Establishing a pet trust
When setting up a pet trust, you will need to name a trustee, who will be responsible for managing the trust and using the funds to care for your pets. You will also need to name a beneficiary, who will be the person or organization responsible for physically caring for your pets. It is important to choose someone who you trust and who will be able to provide a loving and suitable home for your pets.
In addition to naming a trustee and beneficiary, you will also need to specify the terms of the trust, including how the funds will be used to care for your pets. This can include things like food, veterinary care, grooming, and other necessary expenses. You can also specify any special instructions for the care of your pets, such as certain types of food or veterinary treatments that they may need.
Once the trust is established, you will need to fund it. This can be done through a variety of methods, such as making a lump sum contribution, setting up a regular contribution plan, or transferring ownership of property or assets to the trust. It is important to work with an attorney to ensure that the trust is properly funded and that all legal requirements are met.
One of the benefits of setting up a pet trust is that it can provide long-term care for your pets, even if you outlive them. In this case, the remaining trust funds can be used to cover the costs of caring for other animals in need, such as those at a local animal shelter.
It is also important to keep in mind that pet trusts are subject to state laws, so it is essential to consult with an attorney who is experienced in this area.
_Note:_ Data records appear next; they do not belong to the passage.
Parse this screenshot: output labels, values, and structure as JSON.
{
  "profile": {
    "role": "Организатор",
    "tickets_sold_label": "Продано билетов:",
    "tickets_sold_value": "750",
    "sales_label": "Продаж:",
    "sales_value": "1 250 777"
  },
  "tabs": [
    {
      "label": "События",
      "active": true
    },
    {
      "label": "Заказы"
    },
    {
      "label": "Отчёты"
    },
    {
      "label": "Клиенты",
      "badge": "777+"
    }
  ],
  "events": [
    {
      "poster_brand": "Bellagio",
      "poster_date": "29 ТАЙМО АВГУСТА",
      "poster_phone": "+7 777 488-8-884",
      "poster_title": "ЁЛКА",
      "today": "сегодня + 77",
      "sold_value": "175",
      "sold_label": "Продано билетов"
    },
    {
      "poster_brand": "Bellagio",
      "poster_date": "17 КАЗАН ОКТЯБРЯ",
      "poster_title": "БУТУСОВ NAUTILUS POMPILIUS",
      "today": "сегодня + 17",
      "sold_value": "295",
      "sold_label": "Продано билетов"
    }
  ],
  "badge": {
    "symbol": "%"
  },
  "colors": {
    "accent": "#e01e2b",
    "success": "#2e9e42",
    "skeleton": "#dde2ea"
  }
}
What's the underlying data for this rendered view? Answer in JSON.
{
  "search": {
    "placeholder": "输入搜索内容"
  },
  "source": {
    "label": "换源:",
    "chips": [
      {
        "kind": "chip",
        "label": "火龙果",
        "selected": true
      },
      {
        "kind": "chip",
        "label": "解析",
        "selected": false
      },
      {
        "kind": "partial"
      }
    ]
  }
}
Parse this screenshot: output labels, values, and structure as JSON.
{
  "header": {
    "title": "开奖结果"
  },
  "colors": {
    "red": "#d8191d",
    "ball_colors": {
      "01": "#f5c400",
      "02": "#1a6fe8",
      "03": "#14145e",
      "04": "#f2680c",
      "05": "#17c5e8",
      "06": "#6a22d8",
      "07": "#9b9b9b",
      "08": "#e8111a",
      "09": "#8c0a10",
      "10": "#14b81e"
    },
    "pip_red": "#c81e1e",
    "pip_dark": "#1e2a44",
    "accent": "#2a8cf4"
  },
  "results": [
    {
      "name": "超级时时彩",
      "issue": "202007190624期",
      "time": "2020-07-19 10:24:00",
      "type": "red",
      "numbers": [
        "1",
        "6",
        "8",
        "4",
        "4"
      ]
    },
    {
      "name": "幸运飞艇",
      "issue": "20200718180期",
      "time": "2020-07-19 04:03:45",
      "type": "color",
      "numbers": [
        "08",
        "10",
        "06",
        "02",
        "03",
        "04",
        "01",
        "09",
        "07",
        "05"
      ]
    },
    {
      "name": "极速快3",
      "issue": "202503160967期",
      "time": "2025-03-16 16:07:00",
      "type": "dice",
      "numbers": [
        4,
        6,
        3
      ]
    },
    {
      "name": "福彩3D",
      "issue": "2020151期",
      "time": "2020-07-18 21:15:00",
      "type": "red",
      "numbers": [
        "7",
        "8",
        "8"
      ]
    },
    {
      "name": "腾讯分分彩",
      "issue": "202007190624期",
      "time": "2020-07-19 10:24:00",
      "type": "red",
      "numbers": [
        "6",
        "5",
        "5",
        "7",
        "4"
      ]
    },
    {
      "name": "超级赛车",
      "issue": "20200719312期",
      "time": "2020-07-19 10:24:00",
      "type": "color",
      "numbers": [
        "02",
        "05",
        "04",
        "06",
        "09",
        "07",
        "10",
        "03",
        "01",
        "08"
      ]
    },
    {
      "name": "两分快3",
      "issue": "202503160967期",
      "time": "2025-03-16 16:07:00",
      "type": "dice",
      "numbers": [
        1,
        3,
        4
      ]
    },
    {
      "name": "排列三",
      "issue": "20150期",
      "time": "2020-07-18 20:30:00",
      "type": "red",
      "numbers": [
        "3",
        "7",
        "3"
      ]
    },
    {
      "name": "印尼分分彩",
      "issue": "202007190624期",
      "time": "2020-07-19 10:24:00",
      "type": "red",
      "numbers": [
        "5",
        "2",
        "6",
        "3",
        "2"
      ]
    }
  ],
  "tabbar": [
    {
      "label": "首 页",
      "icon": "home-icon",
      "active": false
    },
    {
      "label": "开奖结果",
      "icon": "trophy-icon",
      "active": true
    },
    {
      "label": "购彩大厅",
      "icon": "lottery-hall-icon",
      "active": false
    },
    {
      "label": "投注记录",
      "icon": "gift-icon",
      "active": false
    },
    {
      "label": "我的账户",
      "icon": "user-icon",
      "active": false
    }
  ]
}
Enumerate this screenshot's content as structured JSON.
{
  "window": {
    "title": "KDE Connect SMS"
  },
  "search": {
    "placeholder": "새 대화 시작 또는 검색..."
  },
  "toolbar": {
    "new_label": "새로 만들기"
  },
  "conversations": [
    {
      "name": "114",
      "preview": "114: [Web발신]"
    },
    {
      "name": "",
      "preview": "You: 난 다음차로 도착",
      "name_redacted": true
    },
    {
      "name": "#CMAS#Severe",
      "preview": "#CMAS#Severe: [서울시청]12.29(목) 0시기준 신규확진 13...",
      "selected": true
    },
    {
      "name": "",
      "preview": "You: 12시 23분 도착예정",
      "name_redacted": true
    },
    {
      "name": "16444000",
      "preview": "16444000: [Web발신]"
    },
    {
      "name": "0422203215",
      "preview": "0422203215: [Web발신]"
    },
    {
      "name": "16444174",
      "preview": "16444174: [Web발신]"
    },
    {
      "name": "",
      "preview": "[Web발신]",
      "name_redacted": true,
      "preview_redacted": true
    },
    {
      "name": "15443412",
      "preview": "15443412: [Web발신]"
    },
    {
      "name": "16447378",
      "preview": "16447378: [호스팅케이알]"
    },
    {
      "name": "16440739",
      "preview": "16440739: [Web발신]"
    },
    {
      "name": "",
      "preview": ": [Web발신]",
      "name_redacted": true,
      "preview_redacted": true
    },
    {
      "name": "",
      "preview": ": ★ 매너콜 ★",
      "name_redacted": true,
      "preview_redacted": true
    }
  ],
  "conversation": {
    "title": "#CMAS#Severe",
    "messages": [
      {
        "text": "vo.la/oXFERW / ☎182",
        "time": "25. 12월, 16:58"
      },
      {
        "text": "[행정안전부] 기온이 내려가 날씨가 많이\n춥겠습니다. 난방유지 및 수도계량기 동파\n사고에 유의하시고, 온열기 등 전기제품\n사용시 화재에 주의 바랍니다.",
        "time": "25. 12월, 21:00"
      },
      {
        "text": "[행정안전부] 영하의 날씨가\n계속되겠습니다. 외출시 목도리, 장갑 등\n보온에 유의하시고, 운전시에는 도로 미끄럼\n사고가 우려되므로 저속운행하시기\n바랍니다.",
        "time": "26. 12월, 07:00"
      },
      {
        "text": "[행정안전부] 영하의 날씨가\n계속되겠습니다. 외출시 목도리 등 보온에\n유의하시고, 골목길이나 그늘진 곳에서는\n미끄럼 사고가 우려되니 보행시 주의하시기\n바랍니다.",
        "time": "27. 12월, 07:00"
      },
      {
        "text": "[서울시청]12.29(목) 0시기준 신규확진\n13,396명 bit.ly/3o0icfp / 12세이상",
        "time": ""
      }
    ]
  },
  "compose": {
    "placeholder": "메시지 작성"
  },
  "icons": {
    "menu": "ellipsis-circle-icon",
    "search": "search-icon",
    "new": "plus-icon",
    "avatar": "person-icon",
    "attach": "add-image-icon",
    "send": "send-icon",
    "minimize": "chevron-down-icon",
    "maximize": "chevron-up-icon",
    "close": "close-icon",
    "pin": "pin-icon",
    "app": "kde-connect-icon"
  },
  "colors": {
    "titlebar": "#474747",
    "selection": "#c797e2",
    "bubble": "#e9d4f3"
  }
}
You should also regularly review and update the trust as needed, in order to ensure that it continues to meet the needs of your pets and to stay current with any changes in laws.
In conclusion
Overall, setting up a pet trust is a responsible and loving way to ensure that your pets will be protected and cared for even after you are gone. It can provide peace of mind for pet owners and ensure that their beloved companions receive the best possible care.